环境部署
pip install torch transformers docling_core -i https://mirrors.aliyun.com/pypi/simple/
下载 hf-mirror镜像(默认例子会自动下载)
pip install transformers numpy huggingface_hub -i https://mirrors.aliyun.com/pypi/simple/
export HF_ENDPOINT=https://hf-mirror.com
huggingface-cli download ds4sd/SmolDocling-256M-preview --local-dir SmolDoclin-256M
官方示例 (会自动从huggingface下载模型)
# Prerequisites:
# pip install torch
# pip install docling_core
# pip install transformers
import torch
from docling_core.types.doc import DoclingDocument
from docling_core.types.doc.document import DocTagsDocument
from transformers import AutoProcessor, AutoModelForVision2Seq
from transformers.image_utils import load_image
from pathlib import Path
DEVICE = "cuda" if torch.cuda.is_available() else "cpu"
# Load images
image = load_image("https://upload.wikimedia.org/wikipedia/commons/7/76/GazettedeFrance.jpg")
# Initialize processor and model
processor = AutoProcessor.from_pretrained("ds4sd/SmolDocling-256M-preview")
model = AutoModelForVision2Seq.from_pretrained(
"ds4sd/SmolDocling-256M-preview",
torch_dtype=torch.bfloat16,
_attn_implementation="flash_attention_2" if DEVICE == "cuda" else "eager",
).to(DEVICE)
# Create input messages
messages = [
{
"role": "user",
"content": [
{"type": "image"},
{"type": "text", "text": "Convert this page to docling."}
]
},
]
# Prepare inputs
prompt = processor.apply_chat_template(messages, add_generation_prompt=True)
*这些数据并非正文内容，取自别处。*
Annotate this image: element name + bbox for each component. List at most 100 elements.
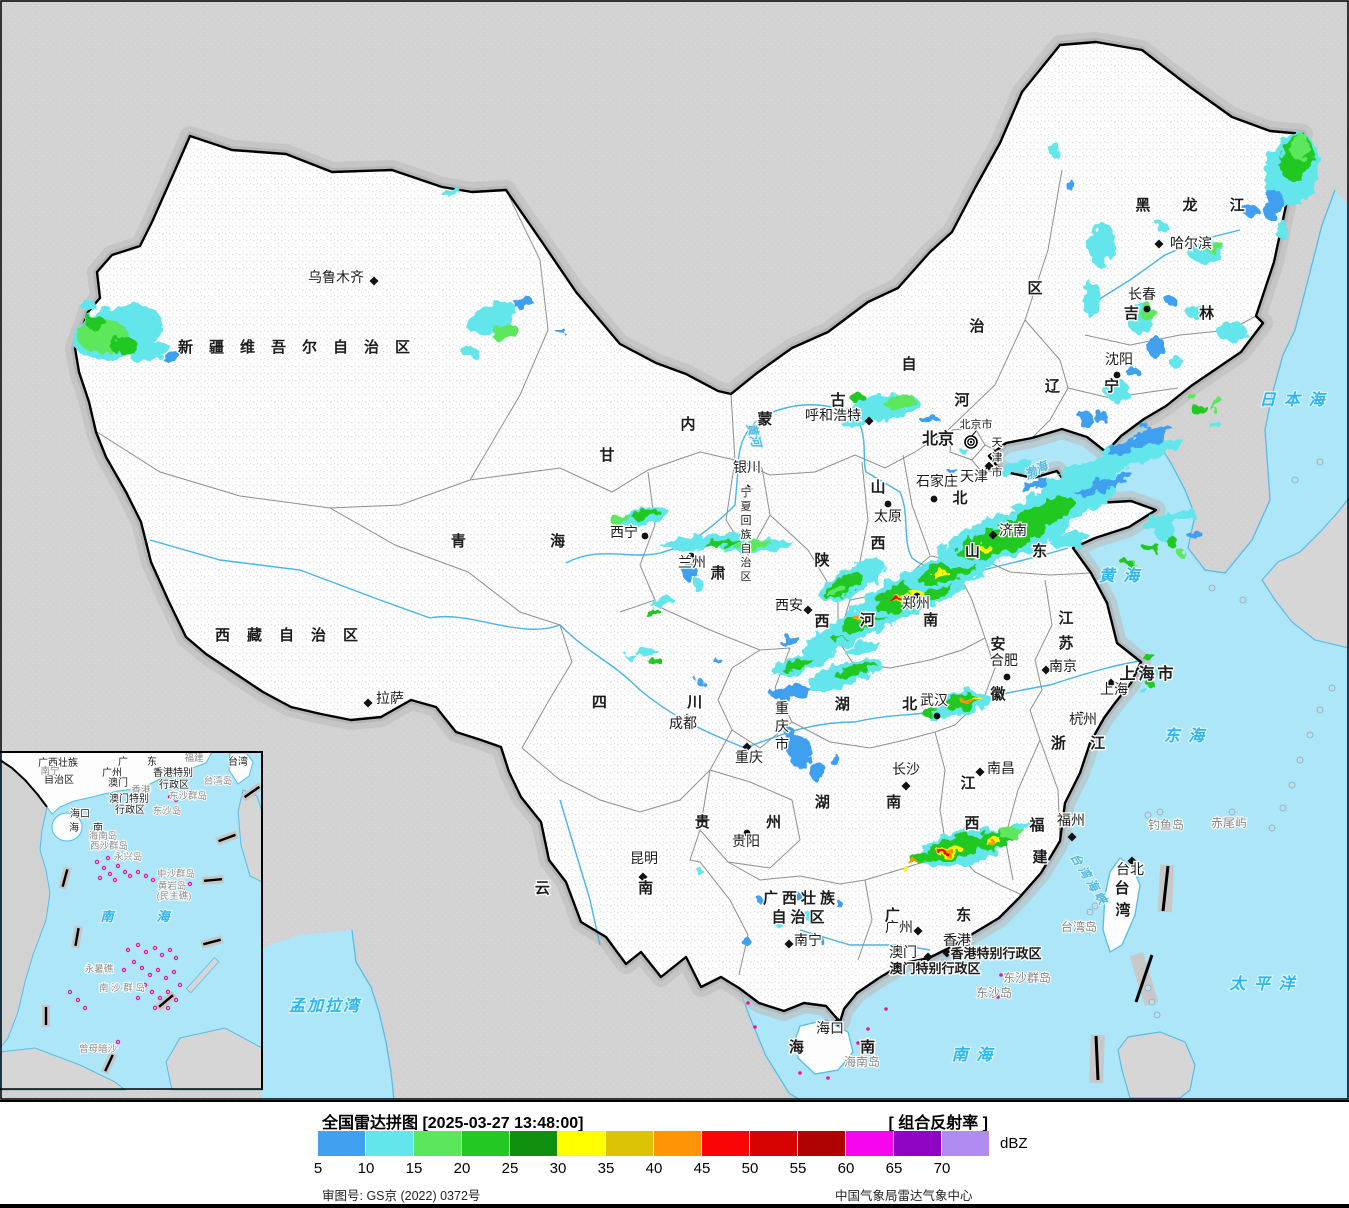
province-label: 河 南 [860,611,960,629]
radar-echo-r [939,850,947,856]
inset-dash-line [203,878,223,882]
radar-echo-c [776,922,784,928]
radar-echo-b [1079,411,1093,429]
radar-echo-b [921,415,939,425]
radar-echo-b [789,892,803,902]
islet [1228,808,1236,816]
bottom-border-bar [0,1204,1349,1208]
city-marker-dot [884,500,892,508]
inset-island-marker [149,989,155,995]
inset-label: 西沙群岛 [90,840,128,852]
city-label: 福州 [1057,812,1085,828]
inset-island-marker [171,969,177,975]
radar-echo-c [661,533,745,551]
sea-label: 南 海 [952,1046,995,1064]
radar-echo-b [1076,472,1134,498]
radar-echo-b [1126,367,1140,377]
colorbar-segment [846,1131,893,1156]
colorbar-tick: 10 [357,1160,375,1177]
city-label: 长沙 [892,761,920,777]
inset-label: 海口 [70,807,90,820]
city-marker-diamond [942,948,952,958]
city-label: 呼和浩特 [805,407,861,423]
province-label: 江 [1058,609,1073,627]
radar-echo-c [649,597,675,607]
island-marker [866,1027,870,1031]
inset-island-marker [135,869,141,875]
radar-echo-g [1120,559,1132,565]
island-marker [884,1007,888,1011]
geo-label: 赤尾屿 [1211,816,1247,830]
city-label: 长春 [1128,286,1156,302]
inset-label: 澳门 [108,776,128,789]
province-label: 自治区 [771,908,828,926]
islet [1153,1011,1161,1019]
city-marker-diamond [1041,665,1051,675]
city-marker-dot [641,532,649,540]
inset-island-marker [165,1005,171,1011]
radar-echo-g [1143,544,1161,552]
radar-echo-b [770,684,810,700]
province-label: 宁夏回族自治区 [741,485,752,583]
province-label: 内 [680,415,695,433]
radar-echo-lg [1290,134,1310,160]
radar-echo-c [1050,142,1060,158]
inset-island-marker [94,859,100,865]
radar-echo-b [162,350,182,362]
inset-island-marker [82,1005,88,1011]
island-marker [856,1041,860,1045]
map-canvas: 乌鲁木齐 哈尔滨 长春 沈阳 北京 天津 石家庄 太原 济南 郑州 合肥 南京 上海 杭州 福州 台北 南昌 长沙… [0,0,1349,1101]
colorbar-segment [654,1131,701,1156]
colorbar-segment [510,1131,557,1156]
credit-text: 中国气象局雷达气象中心 [835,1189,973,1203]
city-marker-dot [1113,371,1121,379]
inset-label: 中沙群岛 [157,868,195,880]
city-marker-dot [913,592,921,600]
inset-label: 东 [147,755,157,768]
radar-echo-lg [492,323,518,341]
province-label: 肃 [710,564,725,582]
colorbar-segment [798,1131,845,1156]
city-label: 拉萨 [376,690,404,706]
inset-island-marker [125,947,131,953]
radar-echo-c [1083,282,1101,318]
radar-echo-b [1107,426,1173,456]
radar-echo-c [1209,421,1221,429]
inset-label: (民主礁) [157,890,192,902]
radar-echo-g [1192,405,1208,415]
province-label: 重庆市 [775,700,789,752]
radar-echo-b [830,754,840,766]
city-label: 西宁 [610,524,638,540]
radar-echo-c [1088,223,1116,267]
radar-echo-c [1050,531,1090,549]
city-marker-dot [930,495,938,503]
radar-echo-c [80,300,96,310]
colorbar-segment [462,1131,509,1156]
radar-echo-g [1144,654,1156,662]
city-label: 哈尔滨 [1170,235,1212,251]
island-marker [989,993,993,997]
radar-echo-b [1094,410,1108,424]
geo-label: 海南岛 [844,1054,880,1069]
taiwan-island [1102,857,1141,953]
radar-echo-o [961,697,975,705]
province-label: 西 [870,535,885,552]
inset-label: 海南岛 [89,830,118,842]
inset-island-marker [177,982,183,988]
inset-island-marker [155,967,161,973]
yangtze-river [429,616,1141,749]
sea-label: 东 海 [1164,727,1207,745]
city-label: 武汉 [920,692,948,708]
inset-island-marker [143,949,149,955]
inset-dash-line [104,1054,114,1072]
inset-island-marker [127,982,133,988]
province-label: 西 [964,815,979,832]
province-label: 山 东 [965,542,1071,560]
radar-echo-c [1139,687,1147,693]
unit-label: dBZ [1000,1135,1028,1152]
inset-dash-line [243,785,261,799]
islet [1316,706,1324,714]
inset-label: 南宁 [40,765,59,777]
inputs = processor(text=prompt, images=[image], return_tensors="pt")
inputs = inputs.to(DEVICE)
# Generate outputs
generated_ids = model.generate(**inputs, max_new_tokens=8192)
prompt_length = inputs.input_ids.shape[1]
trimmed_generated_ids = generated_ids[:, prompt_length:]
doctags = processor.batch_decode(
trimmed_generated_ids,
skip_special_tokens=False,
)[0].lstrip()
# Populate document
doctags_doc = DocTagsDocument.from_doctags_and_image_pairs([doctags], [image])
print(doctags)
# create a docling document
doc = DoclingDocument(name="Document")
doc.load_from_doctags(doctags_doc)
# export as any format
# HTML
# Path("Out/").mkdir(parents=True, exist_ok=True)
# output_path_html = Path("Out/") / "example.html"
# doc.save_as_html(output_path_html)
# MD
print(doc.export_to_markdown())